Landschaftsentwicklung

Landschaftsentwicklungskonzept (LEK)

Im Sommer 2003 hatte der Gemeinderat die Erarbeitung eines kommunalen Landschaftsentwicklungskonzeptes (LEK) gutgeheissen. Das LEK umfasst die folgenden Themengebiete:

  • Gewässer, Quellen, Bäche
  • Siedlungsökologie und Siedlungsqualität 
  • Natur- und Landschaftsschutz
  • Land- und Forstwirtschaft
  • Erholung.

Mit der Umsetzung des Landschaftsentwicklungskonzeptes wurde eine Kommission die dem Ressortleiter Schutz + Sicherheit unterstellt ist, beauftragt. Anhand des durch die Kommission erarbeiteten Konzeptes "Naturnahe Gestaltung und Pflege" werden zu definierten Zielen fortlaufend Massnahmen umgesetzt.

Vernetzungsprojekt

Im Rahmen des Landschaftsentwicklungskonzeptes wurde für die Landwirtschaft ein Vernetzungsprojekt gemäss Öko-Qualitätsverordnung (ÖQV) erarbeitet. Gestützt auf die ÖQV können Bewirtschafter für ökologische Ausgleichsflächen, die in einem vom Kanton genehmigten Vernetzungsprojekt bezeichnet sind, Zusatzbeiträge erhalten. Damit sollen die ökologischen Ausgleichsflächen an ökologisch und geografisch sinnvollen Standorten gefördert werden.
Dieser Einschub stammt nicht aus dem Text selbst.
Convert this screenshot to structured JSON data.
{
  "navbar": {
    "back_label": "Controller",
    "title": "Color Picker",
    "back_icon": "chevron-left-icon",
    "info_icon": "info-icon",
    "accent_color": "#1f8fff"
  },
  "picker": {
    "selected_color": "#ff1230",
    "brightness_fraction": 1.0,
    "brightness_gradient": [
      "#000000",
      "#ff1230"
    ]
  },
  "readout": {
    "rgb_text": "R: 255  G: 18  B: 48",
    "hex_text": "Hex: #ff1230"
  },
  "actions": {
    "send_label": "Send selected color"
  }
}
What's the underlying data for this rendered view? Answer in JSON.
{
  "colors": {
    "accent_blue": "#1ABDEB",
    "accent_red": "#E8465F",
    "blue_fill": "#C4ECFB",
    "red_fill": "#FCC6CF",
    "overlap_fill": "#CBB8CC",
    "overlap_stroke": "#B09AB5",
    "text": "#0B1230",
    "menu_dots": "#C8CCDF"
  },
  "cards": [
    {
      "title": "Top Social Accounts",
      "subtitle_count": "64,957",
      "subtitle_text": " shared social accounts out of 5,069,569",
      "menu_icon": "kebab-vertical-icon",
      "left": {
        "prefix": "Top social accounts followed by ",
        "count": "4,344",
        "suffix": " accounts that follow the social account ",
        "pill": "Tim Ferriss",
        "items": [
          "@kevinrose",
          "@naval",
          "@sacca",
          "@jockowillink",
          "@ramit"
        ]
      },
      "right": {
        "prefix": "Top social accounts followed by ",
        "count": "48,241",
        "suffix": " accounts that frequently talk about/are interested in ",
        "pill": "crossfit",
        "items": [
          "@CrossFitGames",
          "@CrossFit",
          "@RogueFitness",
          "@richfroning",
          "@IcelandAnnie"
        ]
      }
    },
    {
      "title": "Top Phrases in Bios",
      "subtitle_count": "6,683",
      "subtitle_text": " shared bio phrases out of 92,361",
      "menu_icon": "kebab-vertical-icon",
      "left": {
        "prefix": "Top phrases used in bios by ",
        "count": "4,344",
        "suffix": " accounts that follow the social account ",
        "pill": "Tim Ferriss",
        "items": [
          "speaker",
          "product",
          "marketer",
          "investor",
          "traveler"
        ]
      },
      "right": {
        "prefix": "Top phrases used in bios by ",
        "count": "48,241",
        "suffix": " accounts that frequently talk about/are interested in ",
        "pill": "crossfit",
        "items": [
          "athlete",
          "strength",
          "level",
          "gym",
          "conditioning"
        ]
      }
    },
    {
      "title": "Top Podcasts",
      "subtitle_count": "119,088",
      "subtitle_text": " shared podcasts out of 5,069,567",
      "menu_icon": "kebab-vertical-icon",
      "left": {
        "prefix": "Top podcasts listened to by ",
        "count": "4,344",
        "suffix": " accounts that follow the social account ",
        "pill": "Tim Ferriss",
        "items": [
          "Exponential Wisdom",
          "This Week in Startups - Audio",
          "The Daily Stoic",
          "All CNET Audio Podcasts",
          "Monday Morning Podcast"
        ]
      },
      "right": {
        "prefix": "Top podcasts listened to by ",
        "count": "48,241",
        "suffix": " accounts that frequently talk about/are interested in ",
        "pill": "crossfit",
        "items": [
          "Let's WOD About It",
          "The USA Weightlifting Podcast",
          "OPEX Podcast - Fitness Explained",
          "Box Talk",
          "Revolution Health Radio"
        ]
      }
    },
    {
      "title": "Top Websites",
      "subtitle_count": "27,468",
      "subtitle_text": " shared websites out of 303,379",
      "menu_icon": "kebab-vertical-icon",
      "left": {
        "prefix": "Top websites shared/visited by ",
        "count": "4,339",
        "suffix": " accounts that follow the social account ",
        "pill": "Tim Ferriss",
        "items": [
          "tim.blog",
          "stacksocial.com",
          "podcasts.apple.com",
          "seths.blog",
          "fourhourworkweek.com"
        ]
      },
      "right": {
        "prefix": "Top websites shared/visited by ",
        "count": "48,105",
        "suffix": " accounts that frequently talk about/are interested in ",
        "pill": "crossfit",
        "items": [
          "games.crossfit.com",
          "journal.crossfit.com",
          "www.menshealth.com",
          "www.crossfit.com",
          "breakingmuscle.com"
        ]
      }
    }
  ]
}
Die Gemeinde Dürnten und die beteiligten Landwirte wollen ihre wertvolle und abwechslungsreiche Landschaft als Lebensgrundlage für Menschen, Tiere und Pflanzen erhalten und aufwerten. Als Leitgedanke dienen folgende übergeordneten Ziele:

  • Die charakteristischen Tier- und Pflanzenarten der Gemeinde erhalten und fördern;
  • Mit der zielorientierten Vernetzung die ökologischen Ausgleichsflächen an geografisch sinnvollen Standorten anlegen, bewirtschaften und ausweiten;
  • Eine attraktive und abwechslungsreiche Landschaft für die Gesamtbevölkerung erhalten, pflegen und fördern;
  • Menschen mit unterschiedlichen Ansprüchen und Bedürfnissen an die Landschaft durch eine optimierte Informationspolitik miteinander vernetzen.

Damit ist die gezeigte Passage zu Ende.